無理は禁物、あきらめて、上段の下まで懸垂で降りていく。下段まで降りずに、そのままトラバースして回り込むと、下から伸びてきているところにうまく着いた。なるほど、ここも垂壁だが、手がかりが一杯あって簡単。

そんなこんなで、ようやく落ち口に立つことができたが、大幅に時間を食ってしまった。



前方には、また直ぐに高い壁から一直線に水を落としている滝。ひこさんが、雨具を着ているのは、別に寒いわけではなく、めちゃくちゃ暑いのだが、ブヨ、アブ対策。



前衛の滝下から見る姿も美しく、これが最後の大滝か。



その前衛滝を越えて大滝下に行くと、これはどう見ても白傘の大やということで、ひこさんと意見が一致。白傘よりも高く、前方への落下距離も遠く、どうやと言わんばかりに水を噴射している。
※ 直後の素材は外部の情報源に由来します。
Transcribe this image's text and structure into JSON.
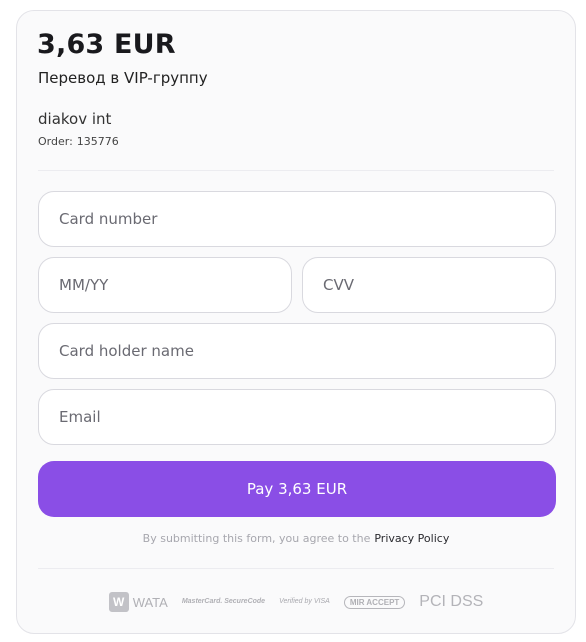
{
  "order": {
    "amount": "3,63 EUR",
    "description": "Перевод в VIP-группу",
    "merchant": "diakov int",
    "order_label": "Order:",
    "order_number": "135776"
  },
  "form": {
    "card_number_placeholder": "Card number",
    "expiry_placeholder": "MM/YY",
    "cvv_placeholder": "CVV",
    "holder_placeholder": "Card holder name",
    "email_placeholder": "Email",
    "pay_label": "Pay 3,63 EUR"
  },
  "footer": {
    "terms_text": "By submitting this form, you agree to the",
    "privacy_link": "Privacy Policy",
    "logos": [
      {
        "name": "wata-logo",
        "text": "WATA"
      },
      {
        "name": "mastercard-securecode-logo",
        "text": "MasterCard. SecureCode"
      },
      {
        "name": "verified-by-visa-logo",
        "text": "Verified by VISA"
      },
      {
        "name": "mir-accept-logo",
        "text": "MIR ACCEPT"
      },
      {
        "name": "pci-dss-logo",
        "text": "PCI DSS"
      }
    ]
  },
  "colors": {
    "accent": "#8a4ee6",
    "card_bg": "#fafafb",
    "border": "#d9d9df"
  }
}
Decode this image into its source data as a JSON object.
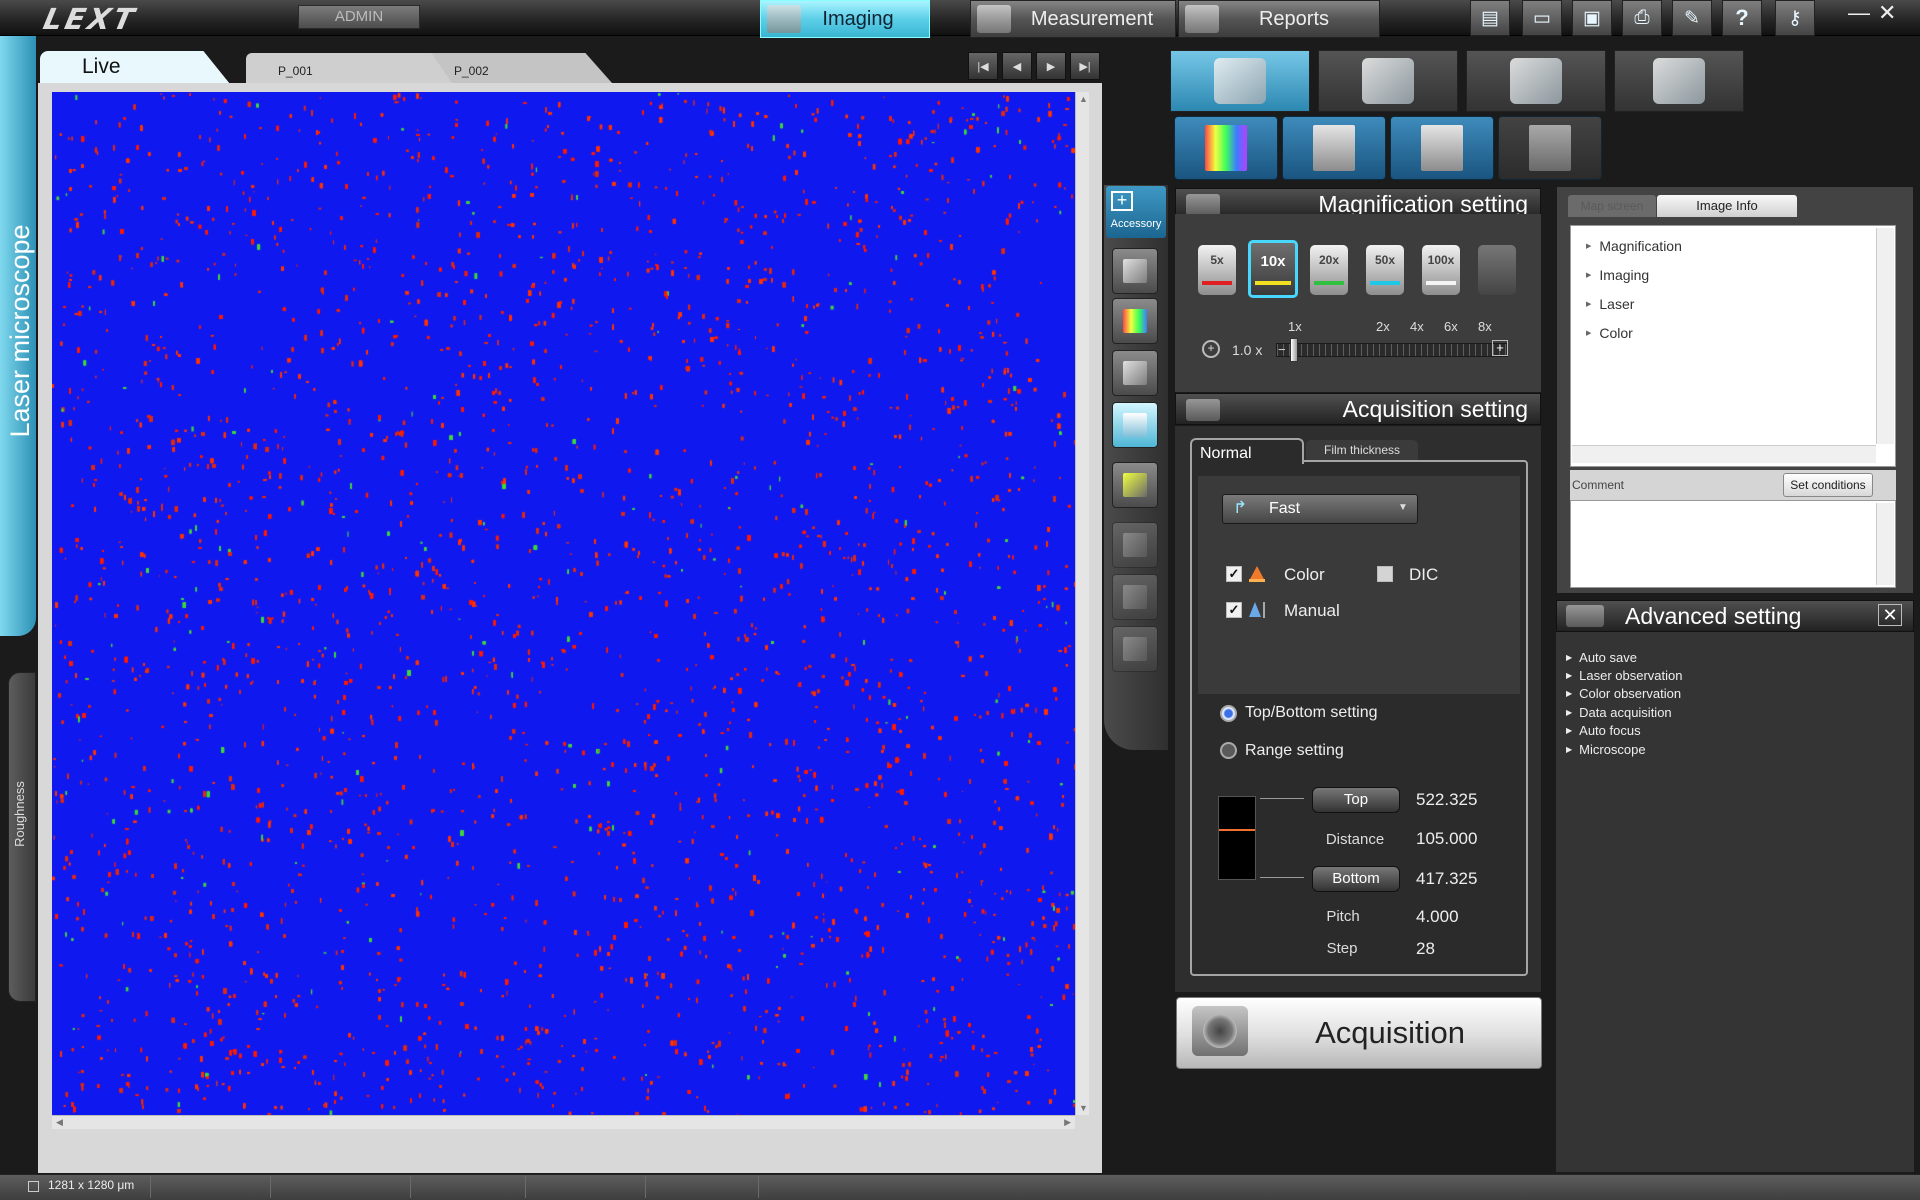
{
  "app": {
    "logo": "LEXT",
    "user": "ADMIN"
  },
  "mode_tabs": [
    {
      "label": "Imaging",
      "active": true
    },
    {
      "label": "Measurement",
      "active": false
    },
    {
      "label": "Reports",
      "active": false
    }
  ],
  "toolbar_icons": [
    "file-icon",
    "folder-open-icon",
    "save-icon",
    "print-icon",
    "wrench-icon",
    "help-icon",
    "key-icon"
  ],
  "help_glyph": "?",
  "window": {
    "minimize": "—",
    "close": "✕"
  },
  "left_tabs": {
    "main": "Laser microscope",
    "secondary": "Roughness"
  },
  "image_tabs": [
    {
      "label": "Live",
      "active": true
    },
    {
      "label": "P_001",
      "active": false
    },
    {
      "label": "P_002",
      "active": false
    }
  ],
  "nav_buttons": {
    "first": "|◀",
    "prev": "◀",
    "next": "▶",
    "last": "▶|"
  },
  "image": {
    "background": "#1018f0",
    "speckle_colors": [
      "#ff1a00",
      "#e02a10",
      "#ff3300",
      "#3fd83a"
    ]
  },
  "side_toolbar": {
    "accessory_label": "Accessory",
    "accessory_plus": "+"
  },
  "magnification": {
    "title": "Magnification setting",
    "objectives": [
      {
        "label": "5x",
        "band": "#e02020",
        "active": false
      },
      {
        "label": "10x",
        "band": "#f0e020",
        "active": true
      },
      {
        "label": "20x",
        "band": "#30c040",
        "active": false
      },
      {
        "label": "50x",
        "band": "#20c8e8",
        "active": false
      },
      {
        "label": "100x",
        "band": "#f4f4f4",
        "active": false
      },
      {
        "label": "",
        "band": "",
        "active": false
      }
    ],
    "zoom_marks": [
      "1x",
      "2x",
      "4x",
      "6x",
      "8x"
    ],
    "zoom_value": "1.0",
    "zoom_unit": "x"
  },
  "acquisition": {
    "title": "Acquisition setting",
    "tabs": {
      "normal": "Normal",
      "film": "Film thickness"
    },
    "mode": "Fast",
    "checks": {
      "color": {
        "label": "Color",
        "checked": true
      },
      "dic": {
        "label": "DIC",
        "checked": false
      },
      "manual": {
        "label": "Manual",
        "checked": true
      }
    },
    "check_glyph": "✓",
    "radios": {
      "top_bottom": {
        "label": "Top/Bottom setting",
        "selected": true
      },
      "range": {
        "label": "Range setting",
        "selected": false
      }
    },
    "top_button": "Top",
    "top_value": "522.325",
    "distance_label": "Distance",
    "distance_value": "105.000",
    "bottom_button": "Bottom",
    "bottom_value": "417.325",
    "pitch_label": "Pitch",
    "pitch_value": "4.000",
    "step_label": "Step",
    "step_value": "28",
    "acquire_button": "Acquisition"
  },
  "info_panel": {
    "tabs": {
      "map_screen": "Map screen",
      "image_info": "Image Info"
    },
    "tree": [
      "Magnification",
      "Imaging",
      "Laser",
      "Color"
    ],
    "comment_label": "Comment",
    "set_conditions": "Set conditions"
  },
  "advanced": {
    "title": "Advanced setting",
    "close": "✕",
    "items": [
      "Auto save",
      "Laser observation",
      "Color observation",
      "Data acquisition",
      "Auto focus",
      "Microscope"
    ]
  },
  "status": {
    "size": "1281 x 1280 μm"
  }
}
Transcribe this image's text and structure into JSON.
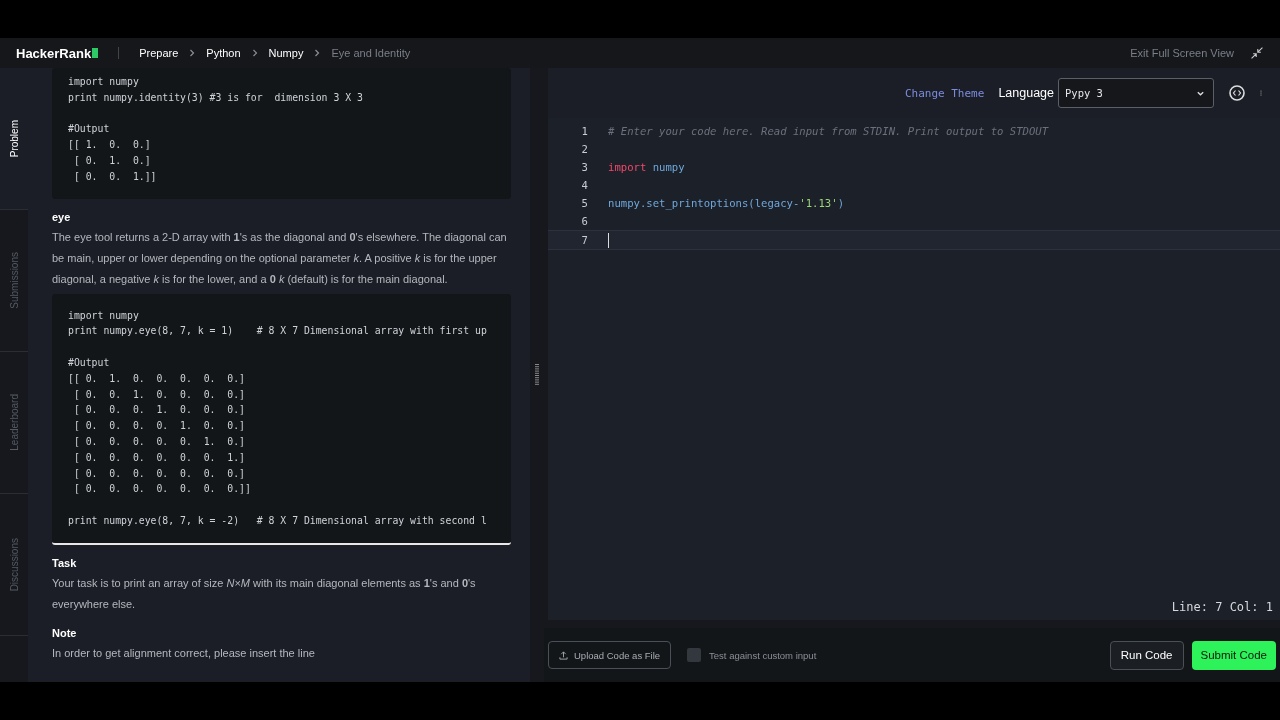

左岸ルンゼより巻きにかかるが、時間も押してきてるしで、地形図とにらめっこ。ひょっとして滝を巻かずに勝負塚山へと直登できるかもしれない。

ルンゼを詰めると、小さな滝がかかる壁になっていた。この壁沿いを右へと少し登り、ここから伸びる尾根に取り付くと、うまく勝負塚山へと登り着いた。



時刻は、17時。もう闇下山必至なので、通信を試みるが、繋がりそうで繋がらない。ようやく、ひこさんのドコモがメール送信に成功した時には、30分も経っていた。

伊坪谷へと降っていく尾根は、明瞭で問題ないように思えたが、植林帯に入るとジグザクを切った道の上に伐採した木が被さり、だんだんと不明瞭になってくる。暗くなると、ますます分かりにくく、何度も道を外して、その度に戻って修正。伊坪谷沿いの水平道も取水施設に降りて行くところが、ちょっとややこしかった。

それでも、無事出合にかかる橋に着き、滝と壁と虫と格闘した暑〜い夏の一日が終わった。



急峻に突き上がる大栃谷は、噂どおりに滝で連なっていて、その個性的な滝達は、どれも魅力的。また行きたいような行きたくないような、そんな風に思える凄い所だった。

ひこさん、どうもありがとうございました。



撮影機材


Panasonic Lumix DMC-GH2
LUMIX G VARIO 14-45mm/F3.5-5.6 ASPH./MEGA O.I.S.